The moment my mother and I stumbled off the plane onto Parisian soil this past June, the city was getting away from itself in a most unusual way.

Too-close-for-comfort terrorism alerts were being issued to Americans traveling to France. Torrential and relentless downpours of rain were pummeling the streets. The Seine was flooding to a historic level. A strike by transit workers and airport employees was looming. Unseasonably cold temperatures were forcing us to forego wearing the Paris-style fashions we had dreamily packed in our matching luggage sets. And, in an emergency act of protecting its antiquities from drowning, the Louvre had the nerve to close its doors - literally as we were arriving at the ticket booth - rendering us unable to so much as snap a prized selfie of us surrounded by hundreds of other tourists snapping selfies of themselves snapping selfies with Ms. Mona Lisa.
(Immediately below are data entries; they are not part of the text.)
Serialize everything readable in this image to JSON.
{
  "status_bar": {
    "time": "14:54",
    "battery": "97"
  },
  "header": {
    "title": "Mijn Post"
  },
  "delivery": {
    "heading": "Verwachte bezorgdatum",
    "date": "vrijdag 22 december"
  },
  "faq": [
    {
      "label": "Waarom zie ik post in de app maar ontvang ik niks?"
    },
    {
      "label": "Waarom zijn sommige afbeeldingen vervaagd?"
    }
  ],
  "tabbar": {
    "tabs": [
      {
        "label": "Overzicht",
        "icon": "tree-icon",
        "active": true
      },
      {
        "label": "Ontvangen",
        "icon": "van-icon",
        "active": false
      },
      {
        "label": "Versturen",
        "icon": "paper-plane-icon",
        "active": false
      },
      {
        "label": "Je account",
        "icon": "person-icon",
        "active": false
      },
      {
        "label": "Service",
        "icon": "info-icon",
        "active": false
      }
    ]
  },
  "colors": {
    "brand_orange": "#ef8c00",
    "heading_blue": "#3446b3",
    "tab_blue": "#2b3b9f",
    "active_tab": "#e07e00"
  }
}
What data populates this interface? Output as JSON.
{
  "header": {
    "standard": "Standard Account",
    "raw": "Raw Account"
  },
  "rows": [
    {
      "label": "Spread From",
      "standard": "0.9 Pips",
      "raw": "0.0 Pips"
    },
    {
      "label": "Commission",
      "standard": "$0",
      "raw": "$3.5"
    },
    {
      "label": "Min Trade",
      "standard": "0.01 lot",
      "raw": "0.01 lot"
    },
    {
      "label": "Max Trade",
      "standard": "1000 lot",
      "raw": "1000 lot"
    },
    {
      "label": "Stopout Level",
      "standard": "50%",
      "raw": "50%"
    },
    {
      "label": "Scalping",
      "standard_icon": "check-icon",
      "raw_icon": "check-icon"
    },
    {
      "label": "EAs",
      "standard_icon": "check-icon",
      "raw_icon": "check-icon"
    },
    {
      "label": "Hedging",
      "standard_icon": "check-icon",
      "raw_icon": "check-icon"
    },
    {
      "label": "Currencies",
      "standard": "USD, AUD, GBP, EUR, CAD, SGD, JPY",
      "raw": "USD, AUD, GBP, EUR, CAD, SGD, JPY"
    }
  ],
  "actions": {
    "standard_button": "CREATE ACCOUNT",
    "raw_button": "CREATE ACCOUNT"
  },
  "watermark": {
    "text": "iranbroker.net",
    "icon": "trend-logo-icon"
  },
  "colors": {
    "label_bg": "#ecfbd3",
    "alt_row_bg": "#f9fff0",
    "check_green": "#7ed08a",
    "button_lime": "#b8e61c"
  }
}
Frankly, the City of Light was looking more like the City of Uh-Oh, and I’m fairly certain my mother wanted to cry. After all, this was the highly-anticipated mother-daughter trip she’d been planning for a year now. A vacation to celebrate our triumphant survival through a previous year of abysmal woes. A vacation that had already been postponed once and had a lot riding on it emotionally and spiritually. A vacation that, at this point, seemed would have been better spent in the Bahamas. Or Trenton, New Jersey.

It was a hunk of meat that turned things around for Mom and me.